BOULDER — Blending a passion for recreation and a talent for marketing has kept Julia M. Wieck in business for almost two decades. Her Boulder-based company, Tonic Marketing Inc., focuses on helping businesses in the recreation industry thrive.

As an avid trail runner, skier and cyclist in addition to being a seasoned marketing professional, Wieck takes the tip “Write what you know” literally. Her team of 11 brings similar backgrounds.

“They’re experts at their jobs and have a passion for recreational activities,” said Wieck, who races with Boulder Orthopedics Cycling Team in her free time. “We know our customers’ products and what their clients are wanting.”

Having first-hand experience with a client’s specific equipment, services and products gives Tonic’s team an edge when it comes to marketing, she explained, adding that gardening and drinking beer are as recreational as downhill skiing.

As a full-service marketing company, Tonic works nationally with companies such as Outward Bound West and Werner Paddles on everything from branding to website development.

Since starting her business under the Tonic name in Colorado in 1993, Wieck estimates that she has worked with about 150 clients.

Prior to 1993, she worked with the Goodwill Games in Seattle, Big Sky Resort in Montana and as an independent public relations consultant.

“I was doing a lot of PR and visiting Boulder regularly with a lot of the recreational magazines in the area,” she said. Wieck shared office space with Outside Magazine once she made the leap and moved to Boulder.

Now Tonic works with eight to 15 clients at a time, and business is on the upswing.

“We’re pretty right on course with the economy now after the drop in 2007,” Wieck said, adding that 2011 was her best year yet.

“From 2012 to 2011 we had a 30 percent increase in business, and I expect to have the same thing happen for 2012.

“Clients seem to be sending more work our way since this summer.”

E-commerce is in highest demand for Tonic customers now, she said.

“We’re just in the process of launching e-commerce for Lombardi Sports, a family-owned company in San Francisco,” Wieck said.

To differentiate the company from its large national competitors, Tonic is building a website that shows how connected to the community it is and things they offer locally such as free yoga classes and free bike-riding weekends.

“Brand essence is something that will evoke an emotion.
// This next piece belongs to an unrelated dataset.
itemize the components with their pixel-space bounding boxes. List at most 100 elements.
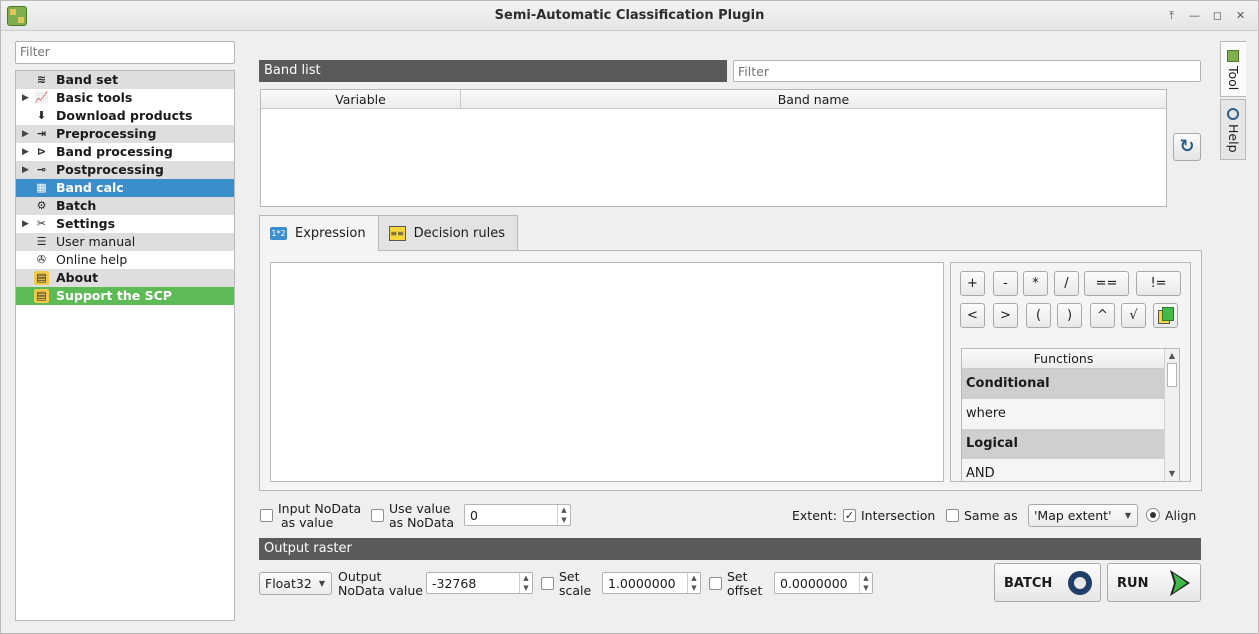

It’s what you feel when you think of a company,” she said. “We work with a number of exercises to see if a company’s brand is sending a consistent message.”

One exercise has staff and consumers each coming up with 10 adjectives to describe the brand. “If they’re different, there’s a disconnect between the owner and the customers,” Wieck said.

She relates her own company’s name — Tonic — as a description of what customers can expect.

“Tonic is effervescent, and that’s what my team is: Fresh, light, fun and refreshing.”

Sometimes Tonic assigns exercises to help clients find basic ways to grow their businesses.

“I asked one woman to write down everyone she’d seen, how they found her and how she found them and then to look for a pattern,” Wieck said. “It sounds obvious but it makes people accountable with completing a task.”

Evaluating the relationship of a company’s elevator pitch, what it sells, what it communicates to consumers and how well consumers get the message serves as another tactic in firming up a company’s marketing efforts, Wieck said.

“Often people are overly verbose with (website) copy,” she said. “They’re fearful so they put everything up.”

She reminds clients that a picture can be worth a thousand words.

Assessing a company’s current marketing tactics can uncover which strategies work best in spite of what current trends are.

“In one case we didn’t feel that social media was the best for a company and that traditional press releases were better because of their older clientele and budget.”

Tonic Marketing recently relocated to an office at 777 Pearl St.